THE HARD PART of the immigration question is evaluating the scope of legal immigration. When corporate leaders and business associations come out in favor of immigration reform, as they often do these days, their primary interest is to make it easier to hire knowledge workers from other countries. Disney’s recent replacement of 250 technical workers with lower-paid immigrants is a prime example of the strategy: By convincing the U.S. to grant more visas for knowledge workers, companies can drive down the salaries for such occupations, while also making it easier to obtain foreign investors with ready money for new business operations and real estate.
It is humanitarianism and a concern for social justice, rather than big-business interests, that should drive our immigration policies. The highest priority should go to victims of war, famine, revolt, and natural disasters. After that, we should make sure that the mix of professions and incomes we allow in will serve our actual well- being, not just the big business agenda.

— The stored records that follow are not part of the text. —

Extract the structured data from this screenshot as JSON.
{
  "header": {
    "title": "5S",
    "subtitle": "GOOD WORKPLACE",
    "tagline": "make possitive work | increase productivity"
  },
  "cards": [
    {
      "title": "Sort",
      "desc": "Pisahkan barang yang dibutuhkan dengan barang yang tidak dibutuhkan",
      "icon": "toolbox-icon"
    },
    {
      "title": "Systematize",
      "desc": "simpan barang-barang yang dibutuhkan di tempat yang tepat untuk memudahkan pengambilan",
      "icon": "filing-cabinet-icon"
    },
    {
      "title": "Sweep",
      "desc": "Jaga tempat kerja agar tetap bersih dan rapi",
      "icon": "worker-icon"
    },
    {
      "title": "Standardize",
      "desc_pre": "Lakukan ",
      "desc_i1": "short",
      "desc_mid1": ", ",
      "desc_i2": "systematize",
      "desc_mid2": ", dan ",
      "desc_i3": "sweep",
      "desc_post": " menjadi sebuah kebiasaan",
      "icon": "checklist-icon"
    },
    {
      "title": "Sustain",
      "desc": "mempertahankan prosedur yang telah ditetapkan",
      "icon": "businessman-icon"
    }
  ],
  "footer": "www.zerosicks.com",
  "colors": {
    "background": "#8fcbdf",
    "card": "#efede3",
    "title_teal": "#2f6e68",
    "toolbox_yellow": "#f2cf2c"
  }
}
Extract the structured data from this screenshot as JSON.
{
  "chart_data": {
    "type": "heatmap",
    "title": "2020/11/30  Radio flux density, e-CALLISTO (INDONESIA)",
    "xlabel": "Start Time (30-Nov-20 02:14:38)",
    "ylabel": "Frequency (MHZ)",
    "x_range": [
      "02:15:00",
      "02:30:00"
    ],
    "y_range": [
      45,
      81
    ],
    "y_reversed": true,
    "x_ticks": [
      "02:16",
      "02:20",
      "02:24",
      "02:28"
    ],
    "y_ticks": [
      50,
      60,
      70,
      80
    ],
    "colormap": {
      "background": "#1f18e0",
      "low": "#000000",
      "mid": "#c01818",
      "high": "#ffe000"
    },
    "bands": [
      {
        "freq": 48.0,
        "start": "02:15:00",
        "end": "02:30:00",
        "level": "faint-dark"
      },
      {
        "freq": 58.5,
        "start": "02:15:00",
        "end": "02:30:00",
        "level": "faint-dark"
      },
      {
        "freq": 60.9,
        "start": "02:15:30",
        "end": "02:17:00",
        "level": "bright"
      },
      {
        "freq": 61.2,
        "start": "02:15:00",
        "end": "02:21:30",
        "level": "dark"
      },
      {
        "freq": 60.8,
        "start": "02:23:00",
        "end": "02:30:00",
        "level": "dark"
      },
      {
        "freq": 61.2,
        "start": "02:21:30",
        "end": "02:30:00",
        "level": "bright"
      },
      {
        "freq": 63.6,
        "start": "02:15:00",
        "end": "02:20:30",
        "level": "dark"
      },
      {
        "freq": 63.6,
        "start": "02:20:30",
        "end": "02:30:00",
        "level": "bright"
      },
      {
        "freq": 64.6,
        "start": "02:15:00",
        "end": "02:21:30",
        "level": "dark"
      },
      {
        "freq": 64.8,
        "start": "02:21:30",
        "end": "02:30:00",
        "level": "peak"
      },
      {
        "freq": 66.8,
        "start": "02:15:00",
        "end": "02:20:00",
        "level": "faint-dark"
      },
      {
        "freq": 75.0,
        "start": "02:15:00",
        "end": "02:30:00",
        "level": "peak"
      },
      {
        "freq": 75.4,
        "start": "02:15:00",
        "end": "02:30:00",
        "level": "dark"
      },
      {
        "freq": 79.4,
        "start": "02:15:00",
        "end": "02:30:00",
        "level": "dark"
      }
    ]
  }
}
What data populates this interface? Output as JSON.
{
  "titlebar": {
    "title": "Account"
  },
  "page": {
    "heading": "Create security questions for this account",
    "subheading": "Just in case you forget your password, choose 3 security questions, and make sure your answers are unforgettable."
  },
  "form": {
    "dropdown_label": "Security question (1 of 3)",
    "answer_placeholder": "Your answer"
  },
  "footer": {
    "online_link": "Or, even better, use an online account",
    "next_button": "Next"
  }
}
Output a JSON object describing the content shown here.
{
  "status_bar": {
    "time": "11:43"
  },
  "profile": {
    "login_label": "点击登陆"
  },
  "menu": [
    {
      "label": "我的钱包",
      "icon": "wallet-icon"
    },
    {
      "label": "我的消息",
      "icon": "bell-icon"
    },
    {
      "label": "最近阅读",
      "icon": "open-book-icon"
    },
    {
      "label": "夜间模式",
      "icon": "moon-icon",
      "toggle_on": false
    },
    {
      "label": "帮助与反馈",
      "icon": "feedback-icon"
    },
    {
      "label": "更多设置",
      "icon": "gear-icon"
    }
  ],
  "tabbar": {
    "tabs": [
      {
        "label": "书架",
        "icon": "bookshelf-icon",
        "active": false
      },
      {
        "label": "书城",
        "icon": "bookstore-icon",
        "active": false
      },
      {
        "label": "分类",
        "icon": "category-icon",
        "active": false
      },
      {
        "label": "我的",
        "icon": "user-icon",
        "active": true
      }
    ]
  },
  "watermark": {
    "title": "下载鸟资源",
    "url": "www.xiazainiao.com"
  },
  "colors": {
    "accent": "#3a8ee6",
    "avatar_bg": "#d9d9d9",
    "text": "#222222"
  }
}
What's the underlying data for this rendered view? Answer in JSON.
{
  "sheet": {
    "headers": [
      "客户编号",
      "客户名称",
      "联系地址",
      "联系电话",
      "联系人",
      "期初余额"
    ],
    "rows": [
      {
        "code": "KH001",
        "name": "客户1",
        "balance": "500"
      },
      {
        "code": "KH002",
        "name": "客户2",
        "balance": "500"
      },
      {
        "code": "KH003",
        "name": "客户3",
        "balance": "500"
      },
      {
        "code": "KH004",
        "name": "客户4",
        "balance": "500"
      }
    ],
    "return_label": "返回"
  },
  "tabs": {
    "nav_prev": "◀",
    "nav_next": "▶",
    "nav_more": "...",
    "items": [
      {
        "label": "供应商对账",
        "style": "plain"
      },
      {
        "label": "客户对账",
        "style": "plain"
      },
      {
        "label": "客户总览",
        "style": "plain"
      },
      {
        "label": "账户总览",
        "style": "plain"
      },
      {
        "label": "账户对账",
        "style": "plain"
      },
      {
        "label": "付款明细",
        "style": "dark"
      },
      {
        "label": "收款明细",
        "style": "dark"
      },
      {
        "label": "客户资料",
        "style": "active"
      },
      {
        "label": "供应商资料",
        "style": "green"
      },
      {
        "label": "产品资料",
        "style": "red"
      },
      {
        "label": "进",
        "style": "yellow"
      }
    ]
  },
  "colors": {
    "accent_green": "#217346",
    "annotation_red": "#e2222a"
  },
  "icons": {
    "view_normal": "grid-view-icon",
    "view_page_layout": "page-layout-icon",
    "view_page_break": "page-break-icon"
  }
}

THE POSITIVE EFFECTS of embracing immigrants would be maximized by a major rise in the minimum wage, new laws that make it easier to unionize, an end to special tax breaks for capital gains, and much higher in- come-tax rates for those making more than $200,000 a year. All of these measures would combine to create a healthy and more equitable U.S. economy, in which the entrepreneurial and hard-working energies that most immigrants display would help lift all boats.
As for the enforcement question, it basically boils down to “How do we keep more undocumented immigrants from crossing our borders?” The complicating factor is the fear of foreign terrorists slinking in, to which the U.S. has responded with overkill, with calls for a high wall between the United States and Mexico (but not Canada!).
The last twenty years has demonstrated that the level of undocumented immigration is a function of two factors: political unrest, and the relative performance of the U.S. economy compared to those of countries from which people are fleeing. A more open policy for those seeking asylum from war, famine or natural disasters would therefore likely reduce the undocumented flow by at least a small amount, as would efforts to address wealth inequality within and between nations.
At the end of the day, however, making sure that the free movement of people does not result in either worldwide or country-specific economic or social problems will take a global approach. In May, European Union authorities urged member states to accept quotas of Middle Eastern and African immigrants to relieve the burden on the southern EU nations, which have been flooded with refugees. The plan deserves to be globalized to include all the major industrialized countries.